Elle se rapprocha, et poursuivit d’une voix câline:
«Oui, tu m’aimes. Oh! Ne parle pas;—je sais ce que tu vas me dire: tu n’aimes personne, tu es aimé. Tu es le Bien-Aimé, le Chéri, l’Idole. Tu as refusé Glycéra, qui avait refusé Antiochos. Dêmônassa la Lesbienne, qui avait juré de mourir vierge, s’est couchée dans ton lit pendant ton sommeil, et t’aurait pris de force si tes deux esclaves lybiens ne l’avaient mise toute nue à la porte. Callistion la bien-nommée, désespérant de t’approcher, a fait acheter la maison qui est en face de la tienne, et le matin elle se montre dans l’ouverture de la fenêtre, aussi peu vêtue qu’Artémis au bain. Tu crois que je ne sais pas tout cela? Mais on se dit tout, entre courtisanes. La nuit de ton arrivée à Alexandrie on m’a parlé de toi; et depuis il ne s’est pas écoulé un seul jour où l’on ne m’ait prononcé ton nom. Je sais même des choses que tu as oubliées. Je sais même des choses que tu ne connais pas encore. La pauvre petite Phyllis s’est pendue avant-hier à la barre de ta porte, n’est-ce pas? Eh bien, c’est une mode qui se répand. Lydé a fait comme Phyllis: je l’ai vue ce soir en passant, elle était toute bleue, mais les larmes de ses joues n’étaient pas encore sèches. Tu ne sais pas qui c’est, Lydé? une enfant, une petite courtisane de quinze ans que sa mère avait vendue le mois dernier à un armateur de Samos qui passait une nuit à Alexandrie, avant de remonter le fleuve jusqu’à Thèbes. Elle venait chez moi. Je lui donnais des conseils; elle ne savait rien de rien, pas même jouer aux dés. Je l’invitais souvent dans mon lit, parce que, quand elle n’avait pas d’amant, elle ne trouvait pas où coucher. Et elle t’aimait! Si tu l’avais vue me prendre sur elle en m’appelant par ton nom!... Elle voulait t’écrire. Comprends-tu? Je lui ai dit que ce n’était pas la peine...»
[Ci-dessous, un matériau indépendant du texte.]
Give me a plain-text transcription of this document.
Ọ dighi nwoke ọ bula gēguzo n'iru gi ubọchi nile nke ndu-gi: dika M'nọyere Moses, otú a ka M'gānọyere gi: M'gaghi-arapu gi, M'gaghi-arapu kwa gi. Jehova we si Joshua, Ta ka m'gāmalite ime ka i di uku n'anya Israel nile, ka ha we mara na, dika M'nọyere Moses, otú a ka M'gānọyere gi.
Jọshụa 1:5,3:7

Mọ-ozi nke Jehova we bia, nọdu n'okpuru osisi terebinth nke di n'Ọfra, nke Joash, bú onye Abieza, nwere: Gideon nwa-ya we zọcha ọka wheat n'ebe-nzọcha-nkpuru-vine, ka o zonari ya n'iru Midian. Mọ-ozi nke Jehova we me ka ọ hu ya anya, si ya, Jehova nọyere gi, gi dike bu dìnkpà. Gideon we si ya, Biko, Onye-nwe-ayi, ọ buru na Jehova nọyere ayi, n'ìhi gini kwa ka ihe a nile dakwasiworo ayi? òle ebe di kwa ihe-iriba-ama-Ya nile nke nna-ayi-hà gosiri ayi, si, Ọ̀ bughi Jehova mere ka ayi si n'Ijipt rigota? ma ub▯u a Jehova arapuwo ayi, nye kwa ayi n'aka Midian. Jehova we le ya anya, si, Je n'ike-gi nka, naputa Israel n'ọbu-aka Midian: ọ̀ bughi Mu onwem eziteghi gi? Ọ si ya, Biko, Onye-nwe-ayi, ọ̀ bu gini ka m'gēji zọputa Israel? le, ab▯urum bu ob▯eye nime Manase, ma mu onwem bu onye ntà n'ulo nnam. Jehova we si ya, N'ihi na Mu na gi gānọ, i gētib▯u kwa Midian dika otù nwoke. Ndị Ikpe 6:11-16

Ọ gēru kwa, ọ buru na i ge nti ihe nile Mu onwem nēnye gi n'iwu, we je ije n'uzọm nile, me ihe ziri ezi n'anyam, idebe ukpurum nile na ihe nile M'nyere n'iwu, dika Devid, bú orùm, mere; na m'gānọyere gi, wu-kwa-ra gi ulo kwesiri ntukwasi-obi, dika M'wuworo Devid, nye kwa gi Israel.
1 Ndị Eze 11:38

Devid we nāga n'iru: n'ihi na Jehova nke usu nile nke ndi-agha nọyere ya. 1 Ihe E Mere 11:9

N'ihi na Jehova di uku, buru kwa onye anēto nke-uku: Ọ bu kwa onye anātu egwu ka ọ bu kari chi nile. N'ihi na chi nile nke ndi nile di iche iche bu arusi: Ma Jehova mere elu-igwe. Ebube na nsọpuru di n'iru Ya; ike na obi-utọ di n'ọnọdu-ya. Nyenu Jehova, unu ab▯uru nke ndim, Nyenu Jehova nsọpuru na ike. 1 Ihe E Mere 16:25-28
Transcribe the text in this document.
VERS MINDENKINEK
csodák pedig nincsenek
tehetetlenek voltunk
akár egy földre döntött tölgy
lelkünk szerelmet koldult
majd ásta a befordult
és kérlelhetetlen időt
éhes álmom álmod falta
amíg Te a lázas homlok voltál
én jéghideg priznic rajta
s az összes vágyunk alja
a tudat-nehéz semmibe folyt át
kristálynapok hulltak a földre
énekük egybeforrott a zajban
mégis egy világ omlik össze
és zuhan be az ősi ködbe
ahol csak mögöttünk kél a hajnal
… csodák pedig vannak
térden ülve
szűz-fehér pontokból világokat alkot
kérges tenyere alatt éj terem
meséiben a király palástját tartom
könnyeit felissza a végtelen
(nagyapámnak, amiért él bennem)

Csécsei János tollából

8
Démétrios la regardait sans entendre.
«Oui, tout cela t’est bien égal, n’est-ce pas? continua Chrysis. Tu ne l’aimais pas, toi. C’est moi que tu aimes. Tu n’as même pas écouté ce que je viens de te dire. Je suis sûre que tu n’en répéterais pas un mot. Tu es bien occupé de savoir comment mes paupières sont faites, combien ma bouche doit être bonne et ma chevelure douce à toucher. Ah! combien d’autres savent cela! Tous ceux, tous ceux qui m’ont voulue ont passé leur désir sur moi: des hommes, des jeunes gens, des vieillards, des enfants, des femmes, des jeunes filles. Je n’ai refusé personne, entends-tu? Depuis sept ans, Démétrios, je n’ai dormi seule que trois nuits. Compte combien cela fait d’amants. Deux mille cinq cents, et davantage, car je ne parle pas de ceux de la journée. L’année dernière, j’ai dansé nue devant vingt mille personnes et je sais que tu n’en étais pas. Crois-tu que je me cache? Ah! pour quoi faire! Toutes les femmes m’ont vue au bain. Tous les hommes m’ont vue au lit. Toi seul, tu ne me verras jamais. Je te refuse, je te refuse! De ce que je suis, de ce que je sens, de ma beauté, de mon amour, tu ne sauras jamais, jamais rien! tu es un homme abominable, fat, cruel, insensible et lâche! Je ne sais pas pourquoi l’une de nous n’a pas eu assez de haine pour vous tuer tous deux l’un sur l’autre, toi le premier, et ta reine ensuite.»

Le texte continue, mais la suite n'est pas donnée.